PARP Inhibition in Prostate Cancer
PARP inhibition in prostate cancer has breakthrough designation. It will be, if they go with the usual kind of language, indicated for patients who have metastatic disease who have either BRCA1 or 2 or ATM mutations, either in the tumor or germ line, and have received a prior taxane and at least one second generation hormonal therapy. This is under expedited review. The dose is 300 mg twice a day given orally. And the side effects are fairly significant. In one of the studies, not in prostate cancer, 11% of patients stopped taking it because of toxicity. Fatigue and asthenia in as high as 70% of patients. Nausea is frequent. Vomiting less frequent. Low white counts and anemia, and then rarely this can induce myelodysplastic syndrome or acute myelogenous leukemia, pneumonitis and fetal harm is expected but hasn’t been shown. So there are a number of clinical trials targeting the DNA damage response and being developed with all of those different drugs that I showed you.
Ongoing Trials of PARP Inhibitor
This is from Dan Petrylak’s slide set. This is olaparib, the one that is the farthest along in development, and these are different trials that are underway with the NCI designations over here. This is rucaparib in hormone refractory DNA repair deficient metastatic prostate cancer, and another trial of that. This is another inhibitor.
Here are three more trials with olaparib in different settings combining it with other drugs, because in theory if you have DNA breaks, and then you add this drug to an alkylating agent or even platinum for example, you should be able to accentuate the activity of this drug combination.
In conclusion, PARP inhibitors or platinums have significant activity in patients with a variety of cancers.
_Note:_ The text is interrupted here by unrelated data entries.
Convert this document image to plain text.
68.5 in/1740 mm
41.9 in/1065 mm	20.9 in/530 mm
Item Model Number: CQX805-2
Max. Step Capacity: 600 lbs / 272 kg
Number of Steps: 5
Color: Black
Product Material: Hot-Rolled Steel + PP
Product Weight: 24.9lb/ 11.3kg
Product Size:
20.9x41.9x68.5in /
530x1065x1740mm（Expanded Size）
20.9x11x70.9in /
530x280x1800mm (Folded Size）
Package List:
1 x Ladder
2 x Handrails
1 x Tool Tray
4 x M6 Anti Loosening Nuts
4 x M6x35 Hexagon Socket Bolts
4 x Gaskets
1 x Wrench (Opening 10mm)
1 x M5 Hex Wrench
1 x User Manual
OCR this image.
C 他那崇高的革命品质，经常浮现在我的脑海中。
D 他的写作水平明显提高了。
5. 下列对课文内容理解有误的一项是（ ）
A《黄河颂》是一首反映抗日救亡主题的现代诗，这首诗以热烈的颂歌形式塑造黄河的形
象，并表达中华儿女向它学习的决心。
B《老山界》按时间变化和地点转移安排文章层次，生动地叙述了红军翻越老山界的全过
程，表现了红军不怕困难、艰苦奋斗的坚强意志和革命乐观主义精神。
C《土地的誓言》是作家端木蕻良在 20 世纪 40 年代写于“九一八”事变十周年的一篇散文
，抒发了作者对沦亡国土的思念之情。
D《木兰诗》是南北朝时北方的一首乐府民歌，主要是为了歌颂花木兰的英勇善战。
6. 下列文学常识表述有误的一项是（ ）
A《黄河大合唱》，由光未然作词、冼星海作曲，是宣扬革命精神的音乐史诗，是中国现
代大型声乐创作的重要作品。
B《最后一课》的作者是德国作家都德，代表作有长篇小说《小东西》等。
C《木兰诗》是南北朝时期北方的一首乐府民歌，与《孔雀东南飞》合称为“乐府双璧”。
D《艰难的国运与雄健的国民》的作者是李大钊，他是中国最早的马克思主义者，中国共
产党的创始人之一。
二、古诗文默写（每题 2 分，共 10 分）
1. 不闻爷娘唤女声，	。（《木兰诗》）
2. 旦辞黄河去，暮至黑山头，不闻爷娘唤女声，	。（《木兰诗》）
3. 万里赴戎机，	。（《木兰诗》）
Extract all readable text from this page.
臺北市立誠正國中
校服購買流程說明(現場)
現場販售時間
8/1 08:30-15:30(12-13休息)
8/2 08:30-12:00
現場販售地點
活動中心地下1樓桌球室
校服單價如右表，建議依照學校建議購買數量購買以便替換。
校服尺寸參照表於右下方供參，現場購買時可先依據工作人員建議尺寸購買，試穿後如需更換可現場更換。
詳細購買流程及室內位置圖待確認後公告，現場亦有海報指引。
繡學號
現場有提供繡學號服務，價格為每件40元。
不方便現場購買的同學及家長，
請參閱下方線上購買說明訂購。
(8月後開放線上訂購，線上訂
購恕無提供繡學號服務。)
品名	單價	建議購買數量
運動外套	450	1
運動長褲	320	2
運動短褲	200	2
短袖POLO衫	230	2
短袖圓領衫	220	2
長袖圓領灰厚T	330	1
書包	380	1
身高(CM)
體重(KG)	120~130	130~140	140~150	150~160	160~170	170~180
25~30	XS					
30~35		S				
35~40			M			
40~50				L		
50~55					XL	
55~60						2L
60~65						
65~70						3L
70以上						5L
These responses are much higher with germline or somatic DNA repair mutations, and this brings into clinical use the synthetic lethal interactions that were hypothesized over 50 years ago, and we now have clinical applicability of this approach to treating cancer. You can combine this with other DNA damaging agents. Testing for DNA repair mutations in germline or tumor tissue is becoming more important. That’s going to be covered tomorrow. When do you do it? How much are the costs of doing that? And then when you do the cost analysis, you have to ask what is the benefit to doing this if it costs a fair amount to do the analysis of DNA repair mutations, but you save giving patients a drug that is going to be ineffective? You may actually save money by doing the repair mutation analysis first. And then there are possible implications for checkpoint inhibitors that I won’t go into, but when you have BRCA or ATM mutations, you get a phenotype of different mutations downstream from that which indicates what is called “BRCAness”, and those patients are the ones that have a much higher burden of mutations, and that in turn leads in some studies to more abnormal proteins being released and increased sensitivity to the checkpoint inhibitors, which as you know in diseases like melanoma have been dramatic, and we are hoping to get there in prostate cancer one day.